Either way, each thread makes three accesses. Let's look at the first access and see if the threads access memory consecutively. In the first option, the first access is 0, 3, 6, 9. Not consecutive, not coalesced. The second option, it's 0, 1, 2, 3. Consecutive! Coalesced! Yay!

The best way is probably to write your kernel and then profile it to see if you have non-coalesced global loads and stores.

Solution 2:

Memory coalescing is a technique which allows optimal usage of the global memory bandwidth. That is, when parallel threads running the same instruction access to consecutive locations in the global memory, the most favorable access pattern is achieved.

enter image description here

The example in Figure above helps explain the coalesced arrangement:

In Fig. (a), n vectors of length m are stored in a linear fashion. Element i of vector j is denoted by v ji. Each thread in GPU kernel is assigned to one m-length vector. Threads in CUDA are grouped in an array of blocks and every thread in GPU has a unique id which can be defined as indx=bd*bx+tx, where bd represents block dimension, bx denotes the block index and tx is the thread index in each block.

Vertical arrows demonstrate the case that parallel threads access to the first components of each vector, i.e. addresses 0, m, 2m... of the memory. As shown in Fig. (a), in this case the memory access is not consecutive. By zeroing the gap between these addresses (red arrows shown in figure above), the memory access becomes coalesced.

However, the problem gets slightly tricky here, since the allowed size of residing threads per GPU block is limited to bd. Therefore coalesced data arrangement can be done by storing the first elements of the first bd vectors in consecutive order, followed by first elements of the second bd vectors and so on. The rest of vectors elements are stored in a similar fashion, as shown in Fig. (b). If n (number of vectors) is not a factor of bd, it is needed to pad the remaining data in the last block with some trivial value, e.g. 0.

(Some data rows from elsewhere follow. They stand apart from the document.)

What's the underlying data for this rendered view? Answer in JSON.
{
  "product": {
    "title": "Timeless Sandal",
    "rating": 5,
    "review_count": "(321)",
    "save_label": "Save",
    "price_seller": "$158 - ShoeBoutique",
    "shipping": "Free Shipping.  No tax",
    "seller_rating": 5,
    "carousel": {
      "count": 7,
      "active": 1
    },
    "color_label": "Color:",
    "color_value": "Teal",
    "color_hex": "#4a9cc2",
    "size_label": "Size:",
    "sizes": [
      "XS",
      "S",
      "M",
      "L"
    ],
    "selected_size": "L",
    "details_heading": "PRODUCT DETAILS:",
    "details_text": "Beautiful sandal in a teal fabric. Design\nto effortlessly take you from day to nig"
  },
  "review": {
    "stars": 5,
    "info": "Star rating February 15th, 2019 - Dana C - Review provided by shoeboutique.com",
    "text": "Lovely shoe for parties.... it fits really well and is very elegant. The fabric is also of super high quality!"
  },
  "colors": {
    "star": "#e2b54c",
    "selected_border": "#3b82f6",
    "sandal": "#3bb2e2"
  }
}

In the linear data storage in Fig. (a), component i (0 ≤ i < m) of vector indx (0 ≤ indx < n) is addressed by m × indx +i; the same component in the coalesced storage pattern in Fig. (b) is addressed as

(m × bd) ixC + bd × ixB + ixA,

where ixC = floor[(m.indx + j )/(m.bd)]= bx, ixB = j and ixA = mod(indx,bd) = tx.

In summary, in the example of storing a number of vectors with size m, linear indexing is mapped to coalesced indexing according to:

m.indx +i −→ m.bd.bx +i .bd +tx

This data rearrangement can lead to a significant higher memory bandwidth of GPU global memory.